I could not endure to hear her proceed, and was going to leave the room; which, when Lady Howard perceived, she begged Madame Duval would defer her intelligence to some other opportunity; but she was so eager to communicate her scheme, that she could bear no delay; and therefore they suffered me to go without opposition. Indeed, whenever my situation or affairs are mentioned by Madame Duval, she speaks of them with such bluntness and severity, that I cannot be enjoined a task more cruel than to hear her.
I was afterwards accquainted with some particulars of the conversation by Miss Mirvan; who told me that Madame Duval informed them of her plan wih the utmost complacency, and seemed to think herself very fortunate in having suggested it; but, soon after, she accidentally betrayed, that she had been instigated to the scheme by her relations the Branghtons, whose letters, which she received today, first mentioned the proposal. She declared that she would have nothing to do with any roundabout ways, but go openly and instantly to law, in order to prove my birth, real name, and title to the estate of my ancestors.

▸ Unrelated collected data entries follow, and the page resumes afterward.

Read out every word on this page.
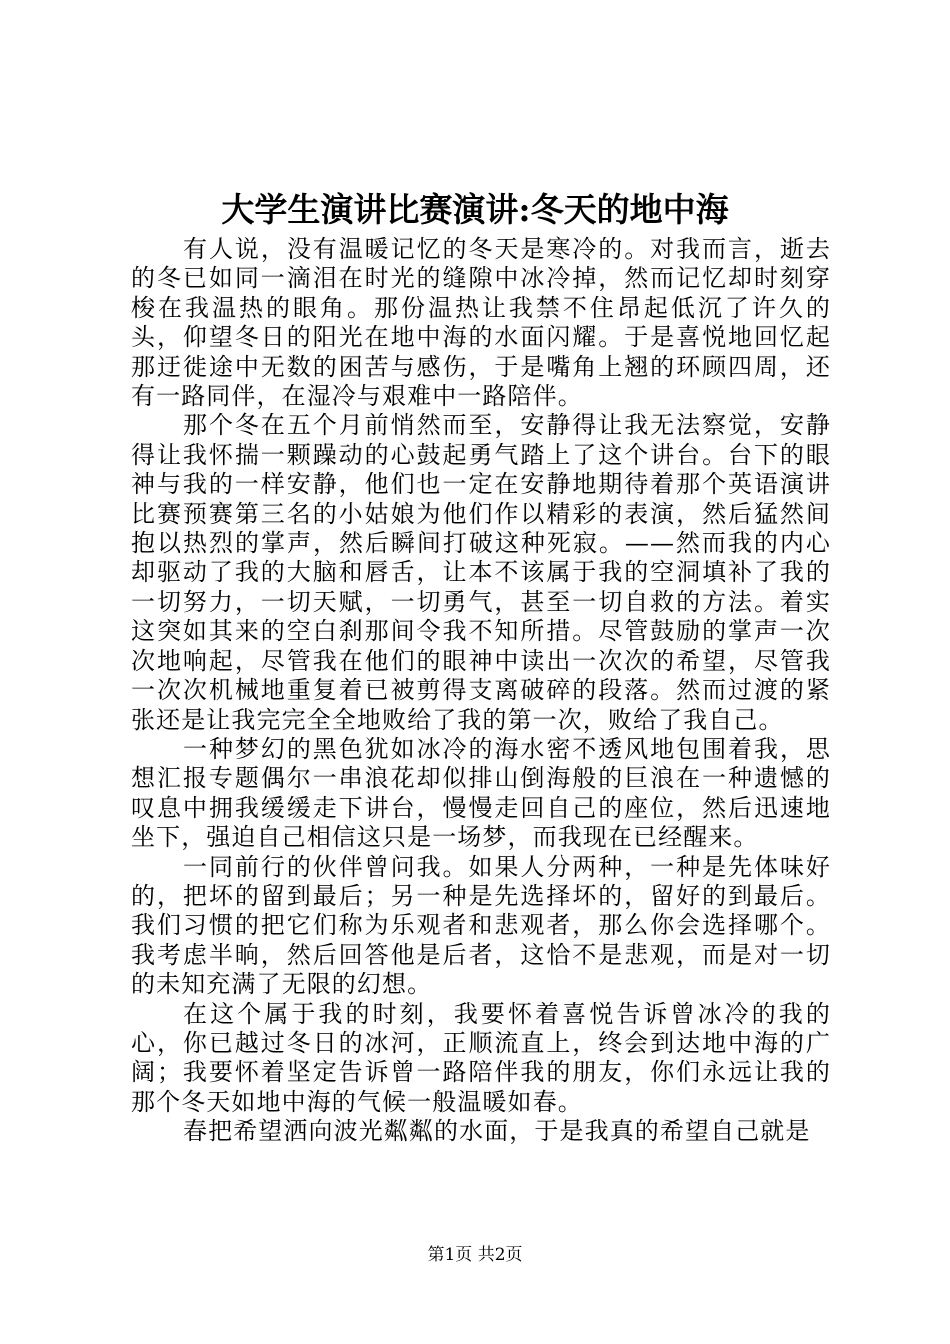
大学生演讲比赛演讲:冬天的地中海

有人说，没有温暖记忆的冬天是寒冷的。对我而言，逝去的冬已如同一滴泪在时光的缝隙中冰冷掉，然而记忆却时刻穿梭在我温热的眼角。那份温热让我禁不住昂起低沉了许久的头，仰望冬日的阳光在地中海的水面闪耀。于是喜悦地回忆起那迂徙途中无数的困苦与感伤，于是嘴角上翘的环顾四周，还有一路同伴，在湿冷与艰难中一路陪伴。

那个冬在五个月前悄然而至，安静得让我无法察觉，安静得让我怀揣一颗躁动的心鼓起勇气踏上了这个讲台。台下的眼神与我的一样安静，他们也一定在安静地期待着那个英语演讲比赛预赛第三名的小姑娘为他们作以精彩的表演，然后猛然间抱以热烈的掌声，然后瞬间打破这种死寂。——然而我的内心却驱动了我的大脑和唇舌，让本不该属于我的空洞填补了我的一切努力，一切天赋，一切勇气，甚至一切自救的方法。着实这突如其来的空白刹那间令我不知所措。尽管鼓励的掌声一次次地响起，尽管我在他们的眼神中读出一次次的希望，尽管我一次次机械地重复着已被剪得支离破碎的段落。然而过渡的紧张还是让我完完全全地败给了我的第一次，败给了我自己。

一种梦幻的黑色犹如冰冷的海水密不透风地包围着我，思想汇报专题偶尔一串浪花却似排山倒海般的巨浪在一种遗憾的叹息中拥我缓缓走下讲台，慢慢走回自己的座位，然后迅速地坐下，强迫自己相信这只是一场梦，而我现在已经醒来。

一同前行的伙伴曾问我。如果人分两种，一种是先体味好的，把坏的留到最后；另一种是先选择坏的，留好的到最后。我们习惯的把它们称为乐观者和悲观者，那么你会选择哪个。我考虑半晌，然后回答他是后者，这恰不是悲观，而是对一切的未知充满了无限的幻想。

在这个属于我的时刻，我要怀着喜悦告诉曾冰冷的我的心，你已越过冬日的冰河，正顺流直上，终会到达地中海的广阔；我要怀着坚定告诉曾一路陪伴我的朋友，你们永远让我的那个冬天如地中海的气候一般温暖如春。

春把希望洒向波光粼粼的水面，于是我真的希望自己就是

第1页 共2页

How impertinent and officious in these Branghtons, to interfere thus in my concerns! You can hardly imagine what a disturbance this plan has made in the family. The Captain, without enquiring into any particulars of the affair, has peremptorily declared himself against it, merely because it has been proposed by Madame Duval; and they have battled the point together with great violence. Mrs. Mirvan says, she will not even think, till she hears your opinion. But Lady Howard, to my great surprise, openly avows her appprobation of Madame Duval's intention; however, she will write her reasons and sentiments upon the subject to you herself.
As to Miss Mirvan, she is my second self, and neither hopes nor fears but as I do. And as to me,-I know not what to say, nor even what to wish; I have often thought my fate peculiarly cruel, to have but one parent, and from that one to be banished for ever;-while, on the other side, I have but too well known and felt the propriety of the separation. And yet, you may much better imagine, than I can express, the internal anguish which sometimes oppresses my heart, when I reflect upon the strange indifference that must occasion a father never to make the least enquiry after the health, the welfare, or even the life of his child!
O Sir, to me the loss is nothing!-greatly, sweetly, and most benevolently have you guarded me from feeling it; but for him, I grieve indeed!-I must be divested, not merely of all filial piety, but of all humanity, could I ever think upon this subject, and not be wounded to the soul.